Friday Five 12-10-2021

Friday Five highlights music by Washtenaw County-associated artists and labels.

This week features power-pop from Towner, ambient by Scary Steve, vaporwave weirdness via Comma, experimental electronica courtesy of Cory Sibu Tripathy, and worship music by John Hughes.

 

Towner, "Closer to Surrender"
In 2020, Ann Arbor's Towner created one of my favorite albums ever to come from Washtenaw County. This Is Entertainment was the perfect amalgam of Guided By Voices, Cheap Trick, The Only Ones, and even Weezer—but don't let that last comparison scare you off. "Closer to Surrender" continues in the same vein, with big sing-along hooks. Great band.

 

Scary Steve, Falling Through Windows
The last time I heard music by Ann Arbor's Scary Steve was in September 2020 when he released a skittering, psychedelic, hip-hop-leaning single with rapper A.N.G.E.L.I. (with a very cool video).
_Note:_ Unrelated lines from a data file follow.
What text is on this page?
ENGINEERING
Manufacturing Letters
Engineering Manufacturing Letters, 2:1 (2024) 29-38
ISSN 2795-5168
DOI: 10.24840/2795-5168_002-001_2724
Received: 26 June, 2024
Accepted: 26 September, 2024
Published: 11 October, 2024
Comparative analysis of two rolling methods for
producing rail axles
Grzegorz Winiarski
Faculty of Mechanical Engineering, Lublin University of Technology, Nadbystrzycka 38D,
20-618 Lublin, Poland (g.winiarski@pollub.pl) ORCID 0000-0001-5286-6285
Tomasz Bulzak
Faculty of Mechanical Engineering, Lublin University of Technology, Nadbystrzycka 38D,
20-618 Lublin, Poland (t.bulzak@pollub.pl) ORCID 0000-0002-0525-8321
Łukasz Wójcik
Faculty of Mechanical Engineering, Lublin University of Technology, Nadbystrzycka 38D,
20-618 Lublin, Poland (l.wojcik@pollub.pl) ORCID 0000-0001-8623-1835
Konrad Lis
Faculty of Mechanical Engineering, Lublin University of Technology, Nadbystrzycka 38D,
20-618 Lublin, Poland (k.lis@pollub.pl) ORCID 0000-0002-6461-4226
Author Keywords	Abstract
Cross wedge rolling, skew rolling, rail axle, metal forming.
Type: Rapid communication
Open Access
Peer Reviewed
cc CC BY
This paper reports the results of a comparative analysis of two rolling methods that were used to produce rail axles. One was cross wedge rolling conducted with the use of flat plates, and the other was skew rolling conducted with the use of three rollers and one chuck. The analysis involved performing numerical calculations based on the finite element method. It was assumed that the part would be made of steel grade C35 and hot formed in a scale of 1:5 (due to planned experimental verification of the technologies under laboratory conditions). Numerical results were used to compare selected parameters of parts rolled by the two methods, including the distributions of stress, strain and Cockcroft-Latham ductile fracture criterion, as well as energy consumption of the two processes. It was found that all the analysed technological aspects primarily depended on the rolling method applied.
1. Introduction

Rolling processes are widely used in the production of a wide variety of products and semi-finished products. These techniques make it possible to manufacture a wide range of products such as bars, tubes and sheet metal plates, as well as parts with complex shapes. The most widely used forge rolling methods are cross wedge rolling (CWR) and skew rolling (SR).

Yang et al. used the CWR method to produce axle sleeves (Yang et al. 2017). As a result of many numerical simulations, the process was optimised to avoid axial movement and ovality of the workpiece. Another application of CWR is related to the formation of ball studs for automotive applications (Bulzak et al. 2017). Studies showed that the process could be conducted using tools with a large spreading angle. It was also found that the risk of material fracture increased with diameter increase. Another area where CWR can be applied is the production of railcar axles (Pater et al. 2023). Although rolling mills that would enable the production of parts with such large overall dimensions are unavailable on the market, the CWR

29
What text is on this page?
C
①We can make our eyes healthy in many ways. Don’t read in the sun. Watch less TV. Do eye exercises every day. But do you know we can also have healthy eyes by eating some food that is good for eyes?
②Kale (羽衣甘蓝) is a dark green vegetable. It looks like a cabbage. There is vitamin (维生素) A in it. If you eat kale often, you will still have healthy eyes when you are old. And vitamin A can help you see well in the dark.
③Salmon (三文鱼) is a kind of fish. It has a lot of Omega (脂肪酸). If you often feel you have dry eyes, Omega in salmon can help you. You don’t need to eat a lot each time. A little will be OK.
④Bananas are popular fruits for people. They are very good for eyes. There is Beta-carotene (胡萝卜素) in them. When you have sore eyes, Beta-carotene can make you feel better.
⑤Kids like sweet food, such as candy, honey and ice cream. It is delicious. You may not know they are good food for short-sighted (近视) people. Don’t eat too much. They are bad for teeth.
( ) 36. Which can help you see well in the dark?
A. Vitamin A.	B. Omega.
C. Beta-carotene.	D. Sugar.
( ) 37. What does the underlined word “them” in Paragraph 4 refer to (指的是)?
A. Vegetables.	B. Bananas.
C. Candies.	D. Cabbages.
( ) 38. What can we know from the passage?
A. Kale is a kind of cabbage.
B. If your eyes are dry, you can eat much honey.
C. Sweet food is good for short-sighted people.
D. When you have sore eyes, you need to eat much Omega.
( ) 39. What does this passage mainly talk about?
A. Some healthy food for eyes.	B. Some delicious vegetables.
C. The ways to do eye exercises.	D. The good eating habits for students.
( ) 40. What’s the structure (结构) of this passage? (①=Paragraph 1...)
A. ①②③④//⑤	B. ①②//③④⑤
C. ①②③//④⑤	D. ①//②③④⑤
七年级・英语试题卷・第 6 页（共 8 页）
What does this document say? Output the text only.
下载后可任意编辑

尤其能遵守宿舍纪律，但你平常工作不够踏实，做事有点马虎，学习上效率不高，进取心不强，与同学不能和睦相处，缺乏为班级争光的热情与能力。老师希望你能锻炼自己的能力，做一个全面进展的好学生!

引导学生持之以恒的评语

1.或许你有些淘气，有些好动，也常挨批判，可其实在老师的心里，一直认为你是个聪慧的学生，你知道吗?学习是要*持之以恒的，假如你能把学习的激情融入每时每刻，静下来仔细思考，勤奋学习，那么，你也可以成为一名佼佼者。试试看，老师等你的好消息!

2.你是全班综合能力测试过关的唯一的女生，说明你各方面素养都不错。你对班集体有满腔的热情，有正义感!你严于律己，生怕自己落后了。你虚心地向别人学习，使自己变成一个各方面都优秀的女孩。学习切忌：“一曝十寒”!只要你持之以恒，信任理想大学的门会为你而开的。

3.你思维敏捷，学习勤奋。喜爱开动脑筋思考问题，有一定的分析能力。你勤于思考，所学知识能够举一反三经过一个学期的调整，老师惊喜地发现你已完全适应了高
But his new release, Falling Through Windows, is a beatless ambient album full of post-club bliss-outs.

 

Comma, Reflections
I don't know anything about Comma, but this album just came out on Kawsaki Audio Space, the label run by Ann Arbor native and vaporwave master Kawsaki. Comma works in a similar vein of retro electronica, but the music is continually messed about with pitch trickery. All the sounds seem to be running at a slightly wrong speed, which creates a woozy asymmetry. Wonderful madness.

 

Cory Sibu Tripathy, Broken Machines
I've heard this University of Michigan grad and Ypsi-based drummer smoke in a number of jazz settings, but he's gone electronic for his first solo record. In a roundabout way, Broken Machines reminds me of Detroit native and former U-M professor Gerald Cleaver's 2020 record Signs, another solo electronic-music album created by a drummer who uses percussion to trigger strange sounds. Broken Machines is so named because of the unique circumstances of how the record was made, as Tripathy explains on Bandcamp: "This music grew out of my first attempt to create an improvising computer program that would dynamically respond to the sounds I made on the drums and yield an equal collaboration between myself and the program. Instead, something entirely different emerged. Occasionally, my recording software would crash, and the program would no longer dynamically listen to me. Instead, the program would continuously reread the same data sent from the drums at the moment of the crash, creating endless variations that documented—in sound—that moment frozen in time. It was this experience that brought a new and unexpected meaning to the music as I heard—through musical gesture—the vast ubiquity of a single moment."

 

John Hughes, "Greeted From Afar"
You don't come across a lot of worship music on Bandcamp, but the gentle and folky "Greeted From Afar" by Ann Arbor singer-songwriter John Hughes fits the bill. He also released a full album, Hymns for Holy Week, in April.


Christopher Porter is a library technician and the editor of Pulp.